Giorgio Napolitano e Papa Francesco si erano già incontrati, seppur brevemente. Era il 19 marzo e il presidente della Repubblica italiana apriva la teoria di teste coronate e capi di stato giunti a Roma per salutare il nuovo Pontefice al termine della messa di insediamento. Due mesi e mezzo dopo, Napolitano si è recato in Vaticano in visita ufficiale. Il protocollo è stato pressoché identico rispetto ai tanti incontri con Benedetto XVI (al quale il presidente ha rivolto un “grato, sentito pensiero e augurio”).
Le uniche differenze, nell’abbigliamento: niente frac per l’inquilino del Quirinale, niente abito corale per il Papa. Al termine del colloquio privato durato venticinque minuti, c’è stato il tempo per due brevi discorsi. Niente improvvisazioni da parte di Francesco, ma la semplice lettura di un testo scritto in precedenza in cui il Pontefice ha ricordato anche “l’impegno determinante, leale e creativo dei cattolici italiani nei decenni trascorsi”.
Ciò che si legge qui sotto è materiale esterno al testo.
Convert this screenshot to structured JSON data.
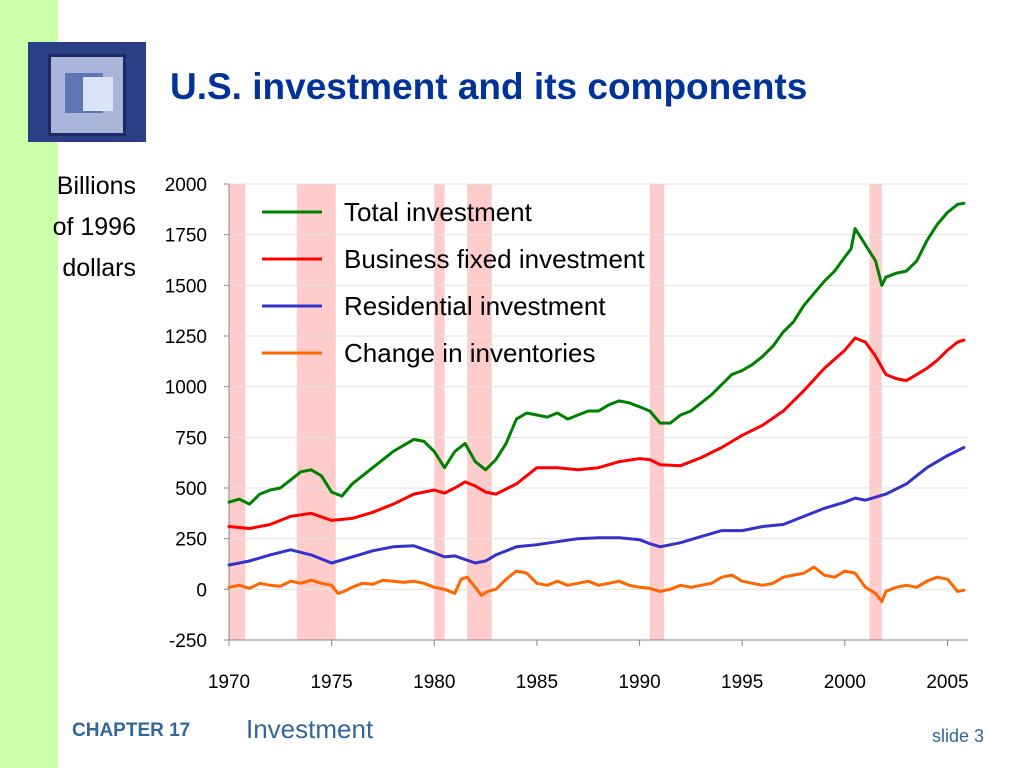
{
  "slide": {
    "title": "U.S. investment and its components",
    "ylabel_lines": [
      "Billions",
      "of 1996",
      "dollars"
    ],
    "footer_chapter": "CHAPTER 17",
    "footer_title": "Investment",
    "slide_number": "slide 3"
  },
  "chart_data": {
    "type": "line",
    "title": "",
    "xlabel": "",
    "ylabel": "Billions of 1996 dollars",
    "xlim": [
      1970,
      2006
    ],
    "ylim": [
      -250,
      2000
    ],
    "x_ticks": [
      "1970",
      "1975",
      "1980",
      "1985",
      "1990",
      "1995",
      "2000",
      "2005"
    ],
    "y_ticks": [
      "2000",
      "1750",
      "1500",
      "1250",
      "1000",
      "750",
      "500",
      "250",
      "0",
      "-250"
    ],
    "recessions": [
      [
        1970.0,
        1970.8
      ],
      [
        1973.3,
        1975.2
      ],
      [
        1980.0,
        1980.5
      ],
      [
        1981.6,
        1982.8
      ],
      [
        1990.5,
        1991.2
      ],
      [
        2001.2,
        2001.8
      ]
    ],
    "legend_position": "top-left",
    "shading_color": "#ffcccc",
    "series": [
      {
        "name": "Total investment",
        "color": "#008000",
        "points": [
          [
            1970,
            430
          ],
          [
            1970.5,
            445
          ],
          [
            1971,
            420
          ],
          [
            1971.5,
            470
          ],
          [
            1972,
            490
          ],
          [
            1972.5,
            500
          ],
          [
            1973,
            540
          ],
          [
            1973.5,
            580
          ],
          [
            1974,
            590
          ],
          [
            1974.5,
            560
          ],
          [
            1975,
            480
          ],
          [
            1975.5,
            460
          ],
          [
            1976,
            520
          ],
          [
            1976.5,
            560
          ],
          [
            1977,
            600
          ],
          [
            1977.5,
            640
          ],
          [
            1978,
            680
          ],
          [
            1978.5,
            710
          ],
          [
            1979,
            740
          ],
          [
            1979.5,
            730
          ],
          [
            1980,
            680
          ],
          [
            1980.5,
            600
          ],
          [
            1981,
            680
          ],
          [
            1981.5,
            720
          ],
          [
            1982,
            630
          ],
          [
            1982.5,
            590
          ],
          [
            1983,
            640
          ],
          [
            1983.5,
            720
          ],
          [
            1984,
            840
          ],
          [
            1984.5,
            870
          ],
          [
            1985,
            860
          ],
          [
            1985.5,
            850
          ],
          [
            1986,
            870
          ],
          [
            1986.5,
            840
          ],
          [
            1987,
            860
          ],
          [
            1987.5,
            880
          ],
          [
            1988,
            880
          ],
          [
            1988.5,
            910
          ],
          [
            1989,
            930
          ],
          [
            1989.5,
            920
          ],
          [
            1990,
            900
          ],
          [
            1990.5,
            880
          ],
          [
            1991,
            820
          ],
          [
            1991.5,
            820
          ],
          [
            1992,
            860
          ],
          [
            1992.5,
            880
          ],
          [
            1993,
            920
          ],
          [
            1993.5,
            960
          ],
          [
            1994,
            1010
          ],
          [
            1994.5,
            1060
          ],
          [
            1995,
            1080
          ],
          [
            1995.5,
            1110
          ],
          [
            1996,
            1150
          ],
          [
            1996.5,
            1200
          ],
          [
            1997,
            1270
          ],
          [
            1997.5,
            1320
          ],
          [
            1998,
            1400
          ],
          [
            1998.5,
            1460
          ],
          [
            1999,
            1520
          ],
          [
            1999.5,
            1570
          ],
          [
            2000,
            1640
          ],
          [
            2000.3,
            1680
          ],
          [
            2000.5,
            1780
          ],
          [
            2001,
            1700
          ],
          [
            2001.5,
            1620
          ],
          [
            2001.8,
            1500
          ],
          [
            2002,
            1540
          ],
          [
            2002.5,
            1560
          ],
          [
            2003,
            1570
          ],
          [
            2003.5,
            1620
          ],
          [
            2004,
            1720
          ],
          [
            2004.5,
            1800
          ],
          [
            2005,
            1860
          ],
          [
            2005.5,
            1900
          ],
          [
            2005.8,
            1905
          ]
        ]
      },
      {
        "name": "Business fixed investment",
        "color": "#ff0000",
        "points": [
          [
            1970,
            310
          ],
          [
            1971,
            300
          ],
          [
            1972,
            320
          ],
          [
            1973,
            360
          ],
          [
            1974,
            375
          ],
          [
            1975,
            340
          ],
          [
            1976,
            350
          ],
          [
            1977,
            380
          ],
          [
            1978,
            420
          ],
          [
            1979,
            470
          ],
          [
            1980,
            490
          ],
          [
            1980.5,
            475
          ],
          [
            1981,
            500
          ],
          [
            1981.5,
            530
          ],
          [
            1982,
            510
          ],
          [
            1982.5,
            480
          ],
          [
            1983,
            470
          ],
          [
            1984,
            520
          ],
          [
            1985,
            600
          ],
          [
            1986,
            600
          ],
          [
            1987,
            590
          ],
          [
            1988,
            600
          ],
          [
            1989,
            630
          ],
          [
            1990,
            645
          ],
          [
            1990.5,
            640
          ],
          [
            1991,
            615
          ],
          [
            1992,
            610
          ],
          [
            1993,
            650
          ],
          [
            1994,
            700
          ],
          [
            1995,
            760
          ],
          [
            1996,
            810
          ],
          [
            1997,
            880
          ],
          [
            1998,
            980
          ],
          [
            1999,
            1090
          ],
          [
            2000,
            1180
          ],
          [
            2000.5,
            1240
          ],
          [
            2001,
            1220
          ],
          [
            2001.5,
            1150
          ],
          [
            2002,
            1060
          ],
          [
            2002.5,
            1040
          ],
          [
            2003,
            1030
          ],
          [
            2003.5,
            1060
          ],
          [
            2004,
            1090
          ],
          [
            2004.5,
            1130
          ],
          [
            2005,
            1180
          ],
          [
            2005.5,
            1220
          ],
          [
            2005.8,
            1230
          ]
        ]
      },
      {
        "name": "Residential investment",
        "color": "#3333cc",
        "points": [
          [
            1970,
            120
          ],
          [
            1971,
            140
          ],
          [
            1972,
            170
          ],
          [
            1973,
            195
          ],
          [
            1974,
            170
          ],
          [
            1975,
            130
          ],
          [
            1976,
            160
          ],
          [
            1977,
            190
          ],
          [
            1978,
            210
          ],
          [
            1979,
            215
          ],
          [
            1980,
            180
          ],
          [
            1980.5,
            160
          ],
          [
            1981,
            165
          ],
          [
            1982,
            130
          ],
          [
            1982.5,
            140
          ],
          [
            1983,
            170
          ],
          [
            1984,
            210
          ],
          [
            1985,
            220
          ],
          [
            1986,
            235
          ],
          [
            1987,
            250
          ],
          [
            1988,
            255
          ],
          [
            1989,
            255
          ],
          [
            1990,
            245
          ],
          [
            1990.5,
            225
          ],
          [
            1991,
            210
          ],
          [
            1992,
            230
          ],
          [
            1993,
            260
          ],
          [
            1994,
            290
          ],
          [
            1995,
            290
          ],
          [
            1996,
            310
          ],
          [
            1997,
            320
          ],
          [
            1998,
            360
          ],
          [
            1999,
            400
          ],
          [
            2000,
            430
          ],
          [
            2000.5,
            450
          ],
          [
            2001,
            440
          ],
          [
            2002,
            470
          ],
          [
            2003,
            520
          ],
          [
            2004,
            600
          ],
          [
            2005,
            660
          ],
          [
            2005.8,
            700
          ]
        ]
      },
      {
        "name": "Change in inventories",
        "color": "#ff6600",
        "points": [
          [
            1970,
            10
          ],
          [
            1970.5,
            20
          ],
          [
            1971,
            5
          ],
          [
            1971.5,
            30
          ],
          [
            1972,
            20
          ],
          [
            1972.5,
            15
          ],
          [
            1973,
            40
          ],
          [
            1973.5,
            30
          ],
          [
            1974,
            45
          ],
          [
            1974.5,
            30
          ],
          [
            1975,
            20
          ],
          [
            1975.3,
            -20
          ],
          [
            1975.6,
            -10
          ],
          [
            1976,
            10
          ],
          [
            1976.5,
            30
          ],
          [
            1977,
            25
          ],
          [
            1977.5,
            45
          ],
          [
            1978,
            40
          ],
          [
            1978.5,
            35
          ],
          [
            1979,
            40
          ],
          [
            1979.5,
            30
          ],
          [
            1980,
            10
          ],
          [
            1980.5,
            0
          ],
          [
            1981,
            -20
          ],
          [
            1981.3,
            50
          ],
          [
            1981.6,
            60
          ],
          [
            1982,
            10
          ],
          [
            1982.3,
            -30
          ],
          [
            1982.6,
            -10
          ],
          [
            1983,
            0
          ],
          [
            1983.5,
            50
          ],
          [
            1984,
            90
          ],
          [
            1984.5,
            80
          ],
          [
            1985,
            30
          ],
          [
            1985.5,
            20
          ],
          [
            1986,
            40
          ],
          [
            1986.5,
            20
          ],
          [
            1987,
            30
          ],
          [
            1987.5,
            40
          ],
          [
            1988,
            20
          ],
          [
            1988.5,
            30
          ],
          [
            1989,
            40
          ],
          [
            1989.5,
            20
          ],
          [
            1990,
            10
          ],
          [
            1990.5,
            5
          ],
          [
            1991,
            -10
          ],
          [
            1991.5,
            0
          ],
          [
            1992,
            20
          ],
          [
            1992.5,
            10
          ],
          [
            1993,
            20
          ],
          [
            1993.5,
            30
          ],
          [
            1994,
            60
          ],
          [
            1994.5,
            70
          ],
          [
            1995,
            40
          ],
          [
            1995.5,
            30
          ],
          [
            1996,
            20
          ],
          [
            1996.5,
            30
          ],
          [
            1997,
            60
          ],
          [
            1997.5,
            70
          ],
          [
            1998,
            80
          ],
          [
            1998.5,
            110
          ],
          [
            1999,
            70
          ],
          [
            1999.5,
            60
          ],
          [
            2000,
            90
          ],
          [
            2000.5,
            80
          ],
          [
            2001,
            10
          ],
          [
            2001.5,
            -20
          ],
          [
            2001.8,
            -60
          ],
          [
            2002,
            -10
          ],
          [
            2002.5,
            10
          ],
          [
            2003,
            20
          ],
          [
            2003.5,
            10
          ],
          [
            2004,
            40
          ],
          [
            2004.5,
            60
          ],
          [
            2005,
            50
          ],
          [
            2005.5,
            -10
          ],
          [
            2005.8,
            -5
          ]
        ]
      }
    ]
  }
}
Più distanza tra Vaticano e politica italiana
Come osservava venerdì sulla Stampa il vaticanista Andrea Tornielli, è probabile che il cambio di pontificato possa segnare una maggiore distanza dei sacri palazzi dalle vicende politiche italiane. Una traccia in tal senso è data dalla meditazione che il Papa aveva tenuto lo scorso 23 maggio in san Pietro davanti ai vescovi italiani. Un discorso tutto focalizzato sulla figura del vescovo: “Il pastore non si trasformi in un funzionario o in un chierico di stato preoccupato più di sé, dell’organizzazione e delle strutture, che del vero bene del popolo”, aveva detto Francesco quel giorno. Prima, salutando a braccio il cardinale Bagnasco, aveva detto che “il dialogo con le istituzioni culturali, sociali e politiche è un compito vostro”. Della conferenza episcopale italiana, non della segreteria di stato, che aveva cercato negli anni scorsi di avocare a sé i rapporti con le istituzioni politiche italiane.
Bergoglio e la “guerra de Dios”
Tutto da verificare sarà quindi l’atteggiamento della Santa Sede riguardo le grandi questioni (soprattutto legate alla bioetica e alle campagne per l’approvazione di leggi a favore delle unioni civili) che hanno sempre visto il Vaticano in campo. Le posizioni di Bergoglio sono chiare, è sufficiente ripercorrere quanto da lui detto e scritto più volte in Argentina. Benché attivo nel difendere la sacralità del matrimonio tra uomo e donna – arrivò a invocare una “guerra de Dios” contro il progetto di approvare le nozze tra omosessuali – l’ex arcivescovo di Buenos Aires non è uomo da marce in strada. Il suo profilo tende a essere più defilato, a non legarsi a questioni politiche particolari e locali come possono essere quelle italiane.
La prima volta di Bonino e il “caso-Marino”
Non a caso, nel Palazzo apostolico non c’è traccia di alcun imbarazzo per la presenza di Emma Bonino, ministro degli Esteri del governo Letta, nella delegazione che ha accompagnato Napolitano. Anzi, con la leader radicale in Vaticano sperano di poter avviare al più presto un confronto sulle più grandi questioni internazionali, a cominciare dalla delicata situazione nel Vicino oriente che minaccia la comunità cristiana lì presente. Un primo banco di prova per i nuovi rapporti tra le sponde del Tevere potrebbe esserci già tra qualche giorno, se Ignazio Marino dovesse diventare Sindaco di Roma. Il vaticanista dell’Espresso Sandro Magister ricordava qualche giorno fa che “prima ancora che Papa, Francesco ama definirsi vescovo di Roma”. E’ quindi “difficile che stia zitto se Marino, eletto sindaco della città, darà seguito ai suoi propositi di cattolico adulto”.